J'ai construit le flow dans une org Salesforce de démo pour montrer la logique en pratique. 5 étapes qui s'enchaînent en moins d'une seconde, depuis l'opportunité Won jusqu'à la tâche envoyée à l'équipe ADV.
Le déroulement étape par étape

Le logigramme du flow

Chaque case représente une étape logique du flow. Les flèches montrent l'enchaînement automatique. Le tout se déclenche en moins d'une seconde dès que l'opportunité bascule en "Won".

🎯 Une opportunité passe en "Won"
C'est le déclencheur unique du flow.
Le compte devient un Compte Client
On bascule le statut du compte : il sort du pipeline commercial et entre dans le périmètre de suivi client.
Le propriétaire du compte devient un coach CS
L'owner du compte change automatiquement : on passe d'un commercial à un coach Customer Success qui prendra le relais.
Les contacts sont mis à jour et attribués au coach CS
Tous les contacts liés au compte suivent : leur owner devient le coach CS, pour que les prochains échanges aient le bon interlocuteur.
L'équipe ADV reçoit une tâche
Une tâche est créée et assignée à la queue ADV : n'importe quel membre de l'équipe peut la prendre en charge dès qu'il a un créneau.
✅ Tout est synchronisé, le client est pris en main
Démo dans Salesforce

Le flow est réellement construit, vous pouvez l'ouvrir

J'ai pris le temps de monter ce flow dans une org Salesforce de démo, ainsi qu'un compte d'exemple sur lequel vous pouvez voir le résultat.

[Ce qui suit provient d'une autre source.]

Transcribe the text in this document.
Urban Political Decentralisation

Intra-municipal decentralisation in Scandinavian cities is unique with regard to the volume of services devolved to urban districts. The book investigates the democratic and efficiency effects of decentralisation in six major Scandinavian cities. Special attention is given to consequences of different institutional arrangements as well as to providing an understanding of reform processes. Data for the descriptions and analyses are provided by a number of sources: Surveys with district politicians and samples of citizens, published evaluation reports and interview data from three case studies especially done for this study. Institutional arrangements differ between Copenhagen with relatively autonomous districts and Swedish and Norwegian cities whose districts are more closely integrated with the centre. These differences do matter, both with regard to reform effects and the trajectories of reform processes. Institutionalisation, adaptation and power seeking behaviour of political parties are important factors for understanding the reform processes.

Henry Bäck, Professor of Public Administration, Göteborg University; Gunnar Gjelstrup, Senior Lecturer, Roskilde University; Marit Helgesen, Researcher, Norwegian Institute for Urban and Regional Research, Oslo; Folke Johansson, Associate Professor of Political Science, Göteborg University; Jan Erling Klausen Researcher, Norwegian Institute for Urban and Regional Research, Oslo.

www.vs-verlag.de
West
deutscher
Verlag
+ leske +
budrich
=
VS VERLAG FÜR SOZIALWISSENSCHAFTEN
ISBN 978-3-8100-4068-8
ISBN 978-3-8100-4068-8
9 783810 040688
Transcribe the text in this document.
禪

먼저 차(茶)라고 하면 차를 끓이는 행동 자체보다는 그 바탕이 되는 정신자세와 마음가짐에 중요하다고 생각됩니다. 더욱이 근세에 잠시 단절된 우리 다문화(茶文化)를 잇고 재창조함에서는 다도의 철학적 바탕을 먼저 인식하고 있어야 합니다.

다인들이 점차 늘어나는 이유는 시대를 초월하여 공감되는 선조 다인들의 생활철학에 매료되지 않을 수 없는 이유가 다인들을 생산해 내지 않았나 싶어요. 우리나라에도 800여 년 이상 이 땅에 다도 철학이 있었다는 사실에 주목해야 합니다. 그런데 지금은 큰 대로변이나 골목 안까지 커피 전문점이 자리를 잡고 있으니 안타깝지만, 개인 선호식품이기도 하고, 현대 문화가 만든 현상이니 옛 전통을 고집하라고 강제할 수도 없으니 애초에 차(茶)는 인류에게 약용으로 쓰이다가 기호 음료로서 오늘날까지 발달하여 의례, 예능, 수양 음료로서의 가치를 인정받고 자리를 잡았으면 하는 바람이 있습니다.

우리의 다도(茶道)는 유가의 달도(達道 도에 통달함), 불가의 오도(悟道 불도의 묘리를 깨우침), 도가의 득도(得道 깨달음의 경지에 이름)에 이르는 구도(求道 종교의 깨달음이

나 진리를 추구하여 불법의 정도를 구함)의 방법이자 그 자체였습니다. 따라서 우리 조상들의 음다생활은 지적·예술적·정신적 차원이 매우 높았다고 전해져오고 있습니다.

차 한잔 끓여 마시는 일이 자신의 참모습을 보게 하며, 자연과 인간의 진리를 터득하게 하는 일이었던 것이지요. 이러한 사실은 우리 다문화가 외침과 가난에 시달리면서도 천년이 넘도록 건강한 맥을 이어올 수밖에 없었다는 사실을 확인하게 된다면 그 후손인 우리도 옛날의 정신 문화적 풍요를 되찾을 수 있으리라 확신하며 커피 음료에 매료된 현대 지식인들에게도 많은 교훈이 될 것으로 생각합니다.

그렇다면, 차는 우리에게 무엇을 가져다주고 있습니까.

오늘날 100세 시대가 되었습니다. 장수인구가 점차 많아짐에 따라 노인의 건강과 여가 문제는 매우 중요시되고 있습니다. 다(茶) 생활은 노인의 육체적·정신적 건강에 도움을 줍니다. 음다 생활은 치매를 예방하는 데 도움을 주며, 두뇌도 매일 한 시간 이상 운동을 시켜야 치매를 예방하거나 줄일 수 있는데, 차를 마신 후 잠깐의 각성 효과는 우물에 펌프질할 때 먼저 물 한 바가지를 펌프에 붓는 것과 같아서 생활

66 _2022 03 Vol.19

Cliquez sur les deux blocs ci-dessous pour ouvrir directement Salesforce dans un nouvel onglet.

Pourquoi ce flow vaut le coup

Ce qu'on retire de cette automatisation

  • Plus de "j'ai oublié de prévenir l'ADV". Aujourd'hui, ce passage de relais est souvent fait à la main, par email ou Slack. Avec le flow, c'est instantané et c'est tracé.
  • Une donnée toujours propre. Le statut du compte, l'owner des contacts, les tâches associées : tout est cohérent en permanence. Plus de comptes "Won" qui restent en pipeline.
  • Du temps rendu aux équipes. Le commercial passe à l'opportunité suivante au lieu de gérer la transition. L'ADV reçoit un brief structuré au lieu d'un email à décrypter.
  • Un point unique de modification. Si la règle métier change demain (par exemple, on change le mapping entre secteur et coach CS), on modifie le flow à un seul endroit. Pas besoin de réviser des process écrits dans des Notion ou des Google Docs.
Le bon réflexe

Ce que je retiens en tant que CRM/Tools Ops

Un flow comme celui-là, ce n'est pas du "bricolage Salesforce". C'est un petit morceau de logique métier qu'on rend automatique pour libérer l'humain des tâches répétitives.

Mon rôle, c'est exactement ça : identifier les frictions du quotidien, comprendre ce qui doit rester humain, confier le reste au système. Et comme tout se construit sans code dans Flow Builder, je peux itérer vite quand le business évolue, sans dépendre d'un développeur.